Method of Managing Stable Value Protected Life Insurance Policy Found Not Patentable

Bankcorp v. Sun Life, No. 2011-1467 (Fed. Cir. 2012) [PDF].

Bankcorp sued Sun alleging infringement of U.S. Patent 5,926,792 and 7,249,037. The patents are directed to methods and systems for administering and tracking the value of life insurance policies.  The district court found both patents invalid as claiming an unpatentable abstract idea under section 101. The Federal Circuit agreed.

Background: Life Insurance Policies. The claims are directed to dealing with a particular type of life insurance plan where the policy owner pays additional premiums beyond that required to fund the death benefit and specifies the type of investment assets in which the additional premiums are invested. This arrangement provide certain tax-advantages. However, the value of this type of policy will fluctuate with the market value of the underlying assets, which may pose an accounting problem for owners that must report the values of such policies on a quarterly basis.

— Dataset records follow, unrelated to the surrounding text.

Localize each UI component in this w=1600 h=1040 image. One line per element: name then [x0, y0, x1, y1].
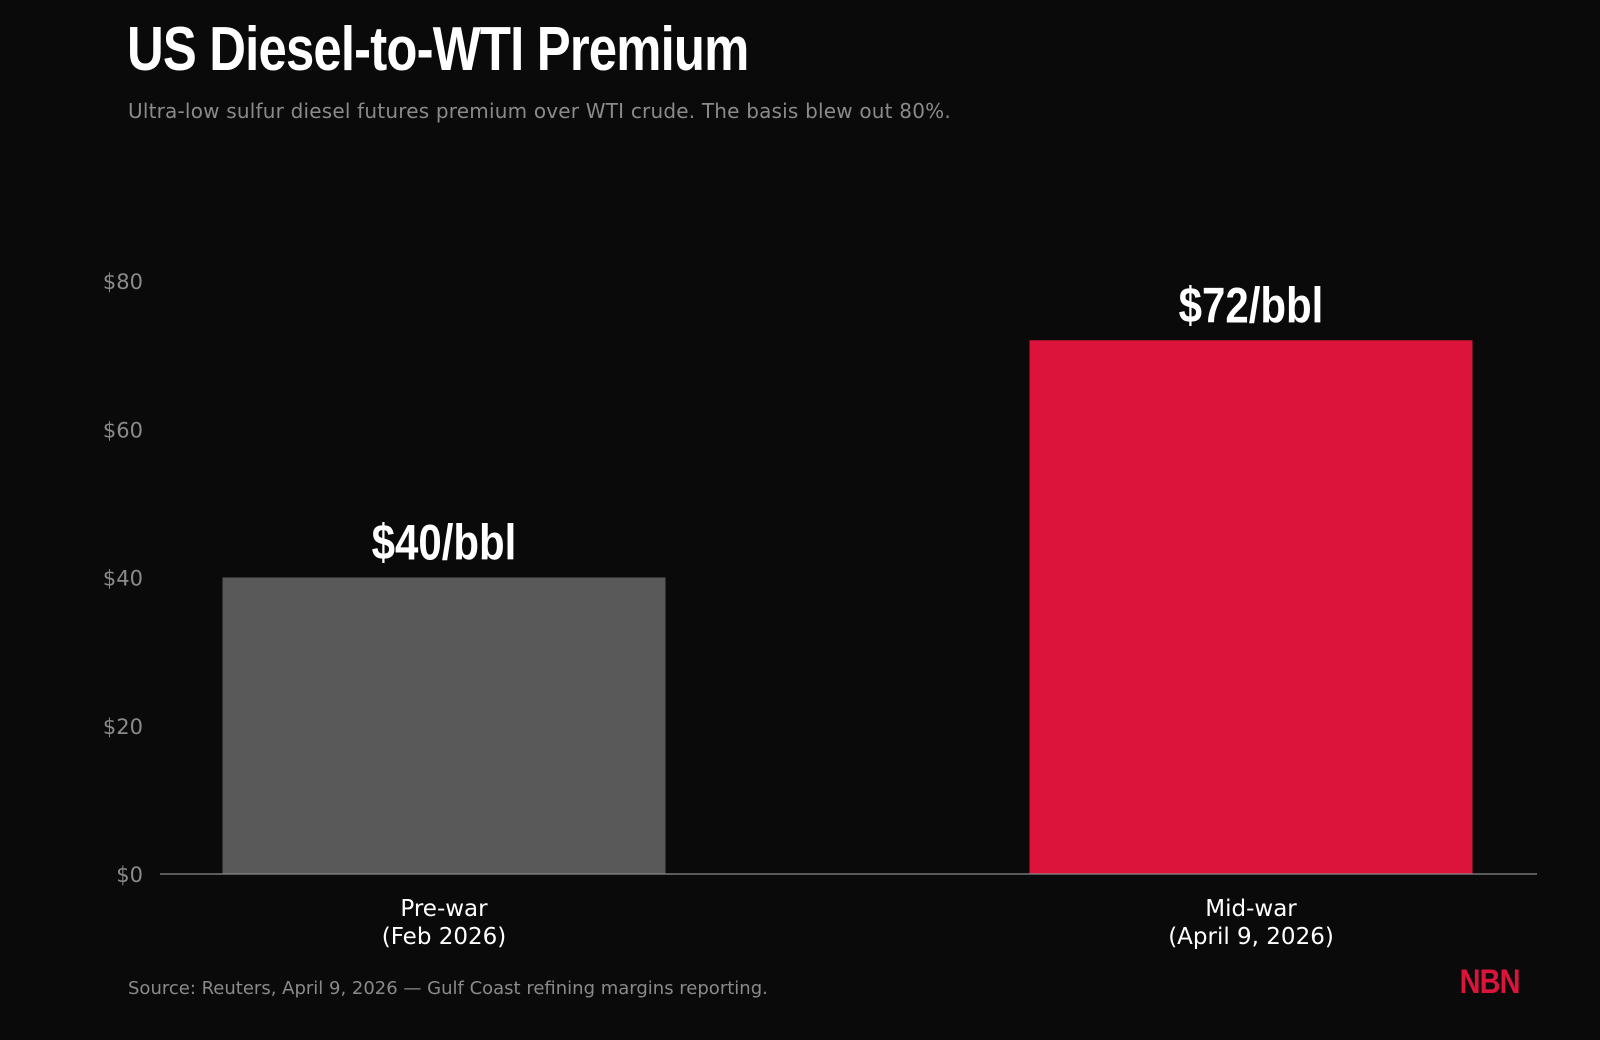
x-category-label: Mid-war (April 9, 2026) [1168, 896, 1334, 950]
chart-title: US Diesel-to-WTI Premium [127, 15, 749, 84]
brand-logo: NBN [1459, 963, 1521, 1001]
y-tick-label: $40 [103, 567, 143, 591]
chart-subtitle: Ultra-low sulfur diesel futures premium … [128, 99, 951, 123]
x-category-label-line: Pre-war [400, 896, 488, 922]
bar [1029, 340, 1473, 874]
y-tick-label: $80 [103, 270, 143, 294]
y-tick-label: $60 [103, 418, 143, 442]
x-category-label-line: (Feb 2026) [382, 924, 507, 950]
y-tick-label: $20 [103, 715, 143, 739]
bar [222, 577, 666, 874]
source-note: Source: Reuters, April 9, 2026 — Gulf Co… [128, 978, 768, 999]
bar-chart: $0 $20 $40 $60 $80 $40/bbl Pre-war (Feb 2026) $7… [103, 270, 1537, 950]
y-tick-label: $0 [116, 863, 143, 887]
bar-value-label: $40/bbl [372, 514, 517, 570]
x-category-label: Pre-war (Feb 2026) [382, 896, 507, 950]
bar-value-label: $72/bbl [1179, 277, 1324, 333]
x-category-label-line: (April 9, 2026) [1168, 924, 1334, 950]
x-category-label-line: Mid-war [1205, 896, 1297, 922]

To address this fluctuation, a third-party guarantor is brought into the mix to guarantee a given minimum book value on the policy.  The patents are directed to methods and systems that use a formula for determining the values required to manage a stable value protected life insurance policy.

Representative claim 9 of the ‘792 patent provides:

9. A method for managing a life insurance policy on behalf of a policy holder, the method comprising the steps of:

generating a life insurance policy including a stable value protected investment with an initial value based on a value of underlying securities;

calculating fee units for members of a management group which manage the life insurance policy;

calculating surrender value protected in vestment credits for the life insurance policy;

determining an investment value and a value of the underlying securities for the current day;

calculating a policy value and a policy unit value for the current day;

storing the policy unit value for the current day; and

one of the steps of:

removing the fee units for members of the management group which manage the life insurance policy, and
accumulating fee units on behalf of the management group.

The ‘037 patent included claims that were substantially similar to claim 9 of the ‘792 patent. The ‘037 patent also contained system and computer readable medium claims that tracked the method claims.

Do The Claims Require a Computer? The Federal Circuit first determined that the system and computer medium claims required a computer. It also determined that the broadest method claims did not require a computer. The court noted that each method claim has a dependent claim that required that the method be “performed by a computer.” Under the doctrine of claim differentiation, “the presence of a dependent claim that adds a particular limitation raises a presumption that the limitation in question is not found in the independent claim.” Therefore, if a dependent claim required the method to be performed by a computer, then the doctrine of claim differentiation would lead one to the conclusion that the independent claim would not require a computer.

Claim Form Not Determinative: Look to Underlying Invention. The court asserted that it must look not just to the type of the claim but to the underlying invention for patent-eligibility purposes. The court found that the system and computer medium claims were no different from the asserted method claims for patent eligibility purposes.

Use of a Computer Also Not Determinative. The court stated, “To salvage an otherwise patent-ineligible process, a computer must be integral to the claimed invention, facilitating the process in a way that a person making calculations or computations could not.” The court found that the computer required for some of the claims of the Bankcorp patents were employed only for the computer’s most basic function, “the performance of repetitive calculations,  and as such does not impose meaningful limits on the scope of those claims.” The court continued to find there was no material difference between the claims invalidated by the Supreme Court in Bilski and the claims in the present case.  Further the court stated, using a computer to accelerate a patent ineligible mental process does not make that process patent-eligible.

Focus on Whether Inventive Aspects are Abstract. The court noted that when insignificant computer-based limitations are set aside from the claims, the question under section 101 reduces to an analysis of what additional features remain in the claims.  The court found that without the computer limitations nothing in the claims remained but the abstract idea of managing a stable value protected life insurance policy by performing calculations and manipulating the results.As a result the claims of the patents were invalid as directed to unpatentable subject matter.

Distinguishing CLS Bank v. Alice. The court distinguished its prior decision in CLS Bank International v. Alice Corporation, Dkt No. 2011-1301 (Fed Cir. July 9, 2012), because in CLS the court found that the computer limitations of the claims played a significant part in the performance of the invention.